The contractile activity of uterine horns maintained for 90 to 120 minutes under normal oxygenation (carbogen or 100% O2) became undetectable. When in this condition the gassing was stopped one or two minutes later, regular phasic contractions appeared super-imposed on a small increment of the basal resting tone. Indomethacin and aspirin well known inhibitors of prostaglandin (PG) synthesis, blocked the contractile influence of hypoxia whereas neither tranylcypromine or imidazole were able to alter the stimulatory action. PGE2, PGE1 and PGF2 alpha released into the bathing solution during 10 minutes of normoxia or 10 minutes of hypoxia, were measured.
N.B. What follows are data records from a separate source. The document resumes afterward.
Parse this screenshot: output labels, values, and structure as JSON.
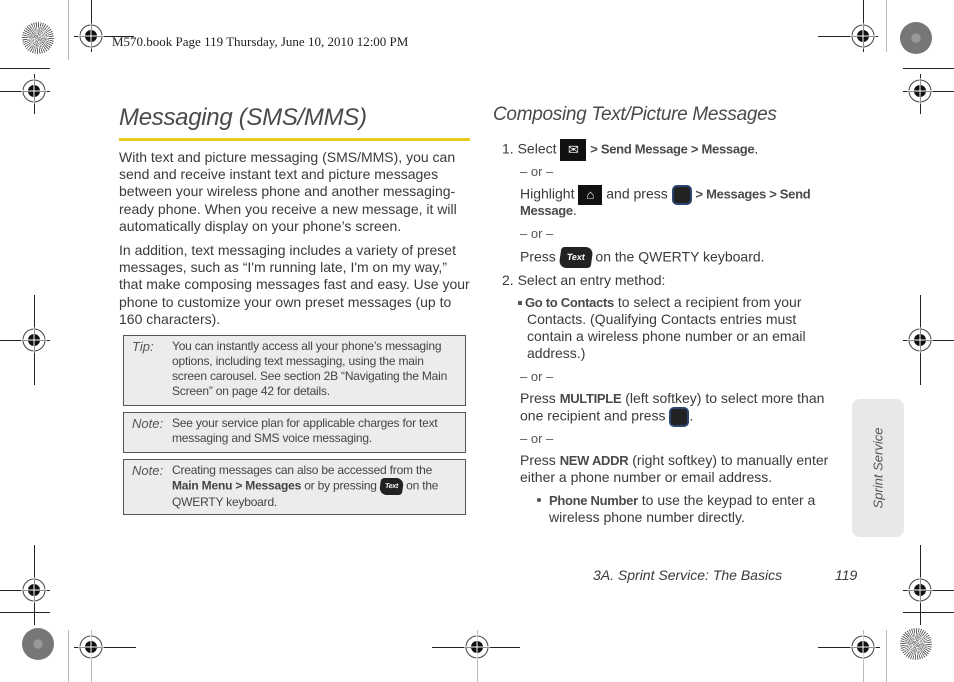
{
  "print_slug": "M570.book  Page 119  Thursday, June 10, 2010  12:00 PM",
  "colors": {
    "accent_rule": "#e9c91e",
    "note_bg": "#ececec",
    "side_tab_bg": "#e8e8e8"
  },
  "left": {
    "title": "Messaging (SMS/MMS)",
    "paragraphs": [
      "With text and picture messaging (SMS/MMS), you can send and receive instant text and picture messages between your wireless phone and another messaging-ready phone. When you receive a new message, it will automatically display on your phone’s screen.",
      "In addition, text messaging includes a variety of preset messages, such as “I'm running late, I'm on my way,” that make composing messages fast and easy. Use your phone to customize your own preset messages (up to 160 characters)."
    ],
    "tip": {
      "label": "Tip:",
      "text": "You can instantly access all your phone’s messaging options, including text messaging, using the main screen carousel. See section 2B “Navigating the Main Screen” on page 42 for details."
    },
    "note1": {
      "label": "Note:",
      "text": "See your service plan for applicable charges for text messaging and SMS voice messaging."
    },
    "note2": {
      "label": "Note:",
      "text_before": "Creating messages can also be accessed from the ",
      "menu1": "Main Menu",
      "sep": " > ",
      "menu2": "Messages",
      "text_mid": " or by pressing ",
      "key_label": "Text",
      "text_after": " on the QWERTY keyboard."
    }
  },
  "right": {
    "title": "Composing Text/Picture Messages",
    "step1": {
      "num": "1.",
      "select": "Select",
      "path1": "> Send Message > Message",
      "period": ".",
      "or1": "– or –",
      "highlight": "Highlight",
      "and_press": "and press",
      "path2a": "> Messages > Send",
      "path2b": "Message",
      "or2": "– or –",
      "press": "Press",
      "text_key": "Text",
      "on_qwerty": "on the QWERTY keyboard."
    },
    "step2": {
      "num": "2.",
      "text": "Select an entry method:",
      "go_contacts_bold": "Go to Contacts",
      "go_contacts_rest1": " to select a recipient from your",
      "go_contacts_lines": [
        "Contacts. (Qualifying Contacts entries must",
        "contain a wireless phone number or an email",
        "address.)"
      ],
      "or3": "– or –",
      "multiple_pre": "Press ",
      "multiple_bold": "MULTIPLE",
      "multiple_rest": " (left softkey) to select more than",
      "multiple_line2": "one recipient and press",
      "or4": "– or –",
      "newaddr_pre": "Press ",
      "newaddr_bold": "NEW ADDR",
      "newaddr_rest": " (right softkey) to manually enter",
      "newaddr_line2": "either a phone number or email address.",
      "phone_bold": "Phone Number",
      "phone_rest": " to use the keypad to enter a",
      "phone_line2": "wireless phone number directly."
    }
  },
  "footer": {
    "section": "3A. Sprint Service: The Basics",
    "page": "119"
  },
  "side_tab": "Sprint Service",
  "icons": {
    "messaging": "messaging-chat-envelope-icon",
    "home": "home-icon",
    "ok_key": "menu-ok-key-icon",
    "text_key": "text-key-icon"
  }
}
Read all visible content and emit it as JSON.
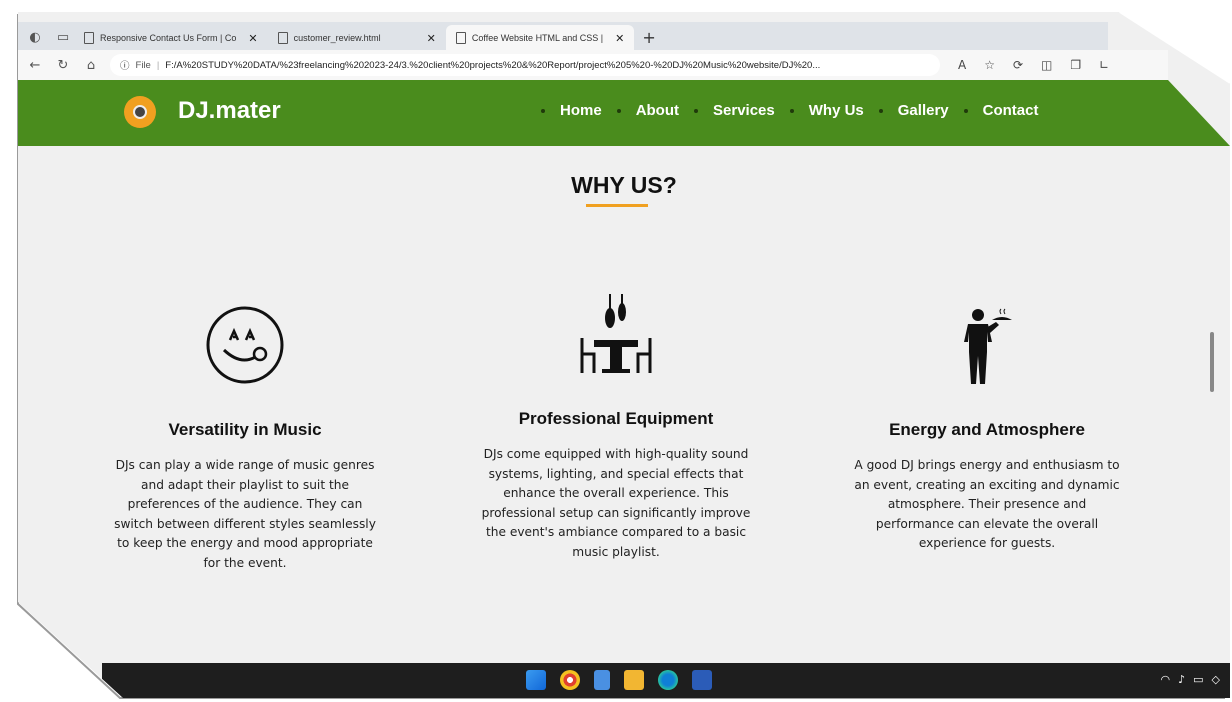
{
  "browser": {
    "tabs": [
      {
        "label": "Responsive Contact Us Form | Co"
      },
      {
        "label": "customer_review.html"
      },
      {
        "label": "Coffee Website HTML and CSS | "
      }
    ],
    "address": {
      "prefix": "File",
      "url": "F:/A%20STUDY%20DATA/%23freelancing%202023-24/3.%20client%20projects%20&%20Report/project%205%20-%20DJ%20Music%20website/DJ%20..."
    }
  },
  "header": {
    "brand": "DJ.mater",
    "nav": [
      "Home",
      "About",
      "Services",
      "Why Us",
      "Gallery",
      "Contact"
    ]
  },
  "section": {
    "title": "WHY US?",
    "cards": [
      {
        "icon": "smile-face-icon",
        "title": "Versatility in Music",
        "text": "DJs can play a wide range of music genres and adapt their playlist to suit the preferences of the audience. They can switch between different styles seamlessly to keep the energy and mood appropriate for the event."
      },
      {
        "icon": "dining-table-icon",
        "title": "Professional Equipment",
        "text": "DJs come equipped with high-quality sound systems, lighting, and special effects that enhance the overall experience. This professional setup can significantly improve the event's ambiance compared to a basic music playlist."
      },
      {
        "icon": "waiter-icon",
        "title": "Energy and Atmosphere",
        "text": "A good DJ brings energy and enthusiasm to an event, creating an exciting and dynamic atmosphere. Their presence and performance can elevate the overall experience for guests."
      }
    ]
  },
  "colors": {
    "header_bg": "#4a8c1d",
    "accent": "#f0a020",
    "taskbar": "#1e1e1e"
  }
}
Under O2, PGE2 and PGF2 alpha production diminished significantly (P less than 0.05 and P less than 0.01, normoxia vs. hypoxia, respectively) whereas PGe1 increased (P less than 0.05). "PGI2-like material" generated was also detected and it was found that the values during hypoxia were lower than those observed in O2; however the difference was not statistically significant. Dose-response contractile activity to PGs with and without gassing was explored. It was necessary to add 100 times more PGF2 alpha to obtain the minimal response under hypoxic conditions as compared to normoxia. On the other hand the threshold response to PGE1 was 10 times lower under hypoxic conditions than in normoxia. The possible mechanism(s) that induce an increment in PGE1 generation accompanied by a simultaneous decrement of PGE2 during hypoxia is discussed in connection with a possible role of PGE1 evoking uterine contractions when the gassing of the suspending solution is stopped.